Patrick: I’ve been in the restaurant industry in some form or another since I was 16. My first job was as a busser at the Yacht Club, where Aurum is now. Since then, I’ve cooked in Seattle, Louisiana and around Colorado. I opened Cloverdale Farm and Restaurant here in 2016 and have been working with the Clyde’s Pies team nearly three years, buying into the company in January.
Alec: We love it. It’s in a great building with a lot of personality and offers something for everyone and every occasion. It can be a great place for work or meetings during the day and turns into a fun lively bar in the evenings. It’s got big open spaces great for socializing as well as cozy, more private corners on the upper level. And the deck with a view of Howelsen is awesome in the summer.

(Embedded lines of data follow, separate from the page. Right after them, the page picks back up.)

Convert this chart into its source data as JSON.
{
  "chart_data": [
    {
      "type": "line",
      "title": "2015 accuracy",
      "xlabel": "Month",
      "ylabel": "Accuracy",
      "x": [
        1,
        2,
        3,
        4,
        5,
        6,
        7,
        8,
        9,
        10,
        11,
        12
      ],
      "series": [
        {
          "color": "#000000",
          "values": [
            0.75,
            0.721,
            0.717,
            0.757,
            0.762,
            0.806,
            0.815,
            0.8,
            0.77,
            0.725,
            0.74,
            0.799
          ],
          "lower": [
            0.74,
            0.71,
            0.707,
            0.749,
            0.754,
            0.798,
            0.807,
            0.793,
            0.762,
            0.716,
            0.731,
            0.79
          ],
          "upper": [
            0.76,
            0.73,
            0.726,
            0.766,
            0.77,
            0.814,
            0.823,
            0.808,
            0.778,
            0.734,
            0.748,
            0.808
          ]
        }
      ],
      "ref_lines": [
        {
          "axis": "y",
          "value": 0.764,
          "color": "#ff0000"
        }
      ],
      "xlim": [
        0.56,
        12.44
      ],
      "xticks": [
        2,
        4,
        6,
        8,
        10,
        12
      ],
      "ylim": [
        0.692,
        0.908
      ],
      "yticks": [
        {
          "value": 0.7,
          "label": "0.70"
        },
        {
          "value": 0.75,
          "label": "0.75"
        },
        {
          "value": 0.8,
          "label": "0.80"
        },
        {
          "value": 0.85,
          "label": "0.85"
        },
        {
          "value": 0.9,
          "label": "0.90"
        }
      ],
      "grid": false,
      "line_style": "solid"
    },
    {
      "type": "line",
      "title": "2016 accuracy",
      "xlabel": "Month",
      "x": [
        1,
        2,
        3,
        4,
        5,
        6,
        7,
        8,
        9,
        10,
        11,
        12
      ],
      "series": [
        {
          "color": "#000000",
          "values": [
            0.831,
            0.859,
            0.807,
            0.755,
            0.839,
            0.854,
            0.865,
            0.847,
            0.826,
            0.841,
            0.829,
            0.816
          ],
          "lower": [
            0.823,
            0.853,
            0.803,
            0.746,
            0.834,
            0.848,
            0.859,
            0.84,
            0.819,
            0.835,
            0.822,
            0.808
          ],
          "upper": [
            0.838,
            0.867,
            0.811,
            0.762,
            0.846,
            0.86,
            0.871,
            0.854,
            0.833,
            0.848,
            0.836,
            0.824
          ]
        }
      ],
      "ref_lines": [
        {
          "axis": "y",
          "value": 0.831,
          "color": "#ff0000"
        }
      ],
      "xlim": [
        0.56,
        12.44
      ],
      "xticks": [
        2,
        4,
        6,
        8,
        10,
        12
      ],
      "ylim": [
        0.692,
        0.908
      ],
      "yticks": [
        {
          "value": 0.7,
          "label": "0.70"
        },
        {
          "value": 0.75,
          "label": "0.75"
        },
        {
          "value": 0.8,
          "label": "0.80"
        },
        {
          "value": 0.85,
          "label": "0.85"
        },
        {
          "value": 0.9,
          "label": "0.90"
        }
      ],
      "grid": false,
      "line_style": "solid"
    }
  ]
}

Alec: Steamboat is a beautiful place full of genuinely friendly and active people. I love having the opportunity for so many outdoor activities right at my fingertips, including mountain biking, paddleboarding, hiking, camping, skiing and more. I’m also a big fan of the adult and youth sports communities. I’ve enjoyed coaching young soccer players, play in the adult soccer league, and just got back into hockey thanks to the encouragement of friends.
Patrick: I like the summer.
Alec: Hiking, mountain biking, soccer and paddleboarding.
Patrick: Live music, pickleball, tennis and golf.
Jake Carson, Poke the Bear
Poke the Bear was conceived by owner Jake Carson to cater to the local community and broaden the dining scene with a new concept for town of healthy and delicious Asian-inspired poke bowls. @pokethebearsteamboat
Uniqueness: In Hawaii, “poke” literally means to cut something. We slice and marinate normally uncooked seafood (ahi tuna or salmon) and mix it with sauces and heaps of veggies along with sushi-inspired ingredients. We then drizzle a sauce on top, from savory umami to spicy. It’s a combination of Hawaiian and Japanese influences that is nutritious and delicious. It’s also exciting, with our menu stating, “Smile! It’s supposed to be fun!” We love to have fun and make people smile about what they’re eating.
Restaurant background: Combined we have 50-plus years of restaurant and culinary experience from around the world. We love fresh, farm-grown ingredients, along with line-caught fish from the best fishermen around.
Menu faves: Joining our build-your-own poke bowls are such signature bowls as Lemme Shoyu (white rice, ahi tuna, sesame shoyu sauce, cucumbers, edamame, seaweed salad, pickled ginger, scallions, Sriracha mayo, and topped with crispy onions, sesame seeds, and wasabi peas). We also have ever-changing garnishes, including orchids, tropical umbrellas and even an occasional Swedish Fish or two.
Commons atmosphere: It’s absolutely perfect for our concept. We wanted to be part of something that shares space with like-minded chefs and entrepreneurs. It’s so great being with so many great concepts that all drive business together. Having a space that holds so many people with many food and drink options is exactly what we were looking for. Steamboat props: What’s not to like? It’s absolutely beautiful, from lush green wilderness to great snowfall. And it’s great to have an awesome downtown community whose members actually have a say in what they want in their town. It’s rare to see a community all care for proper growth without ruining the vibe. We just hope we’re contributing to what Steamboat separates itself from other towns.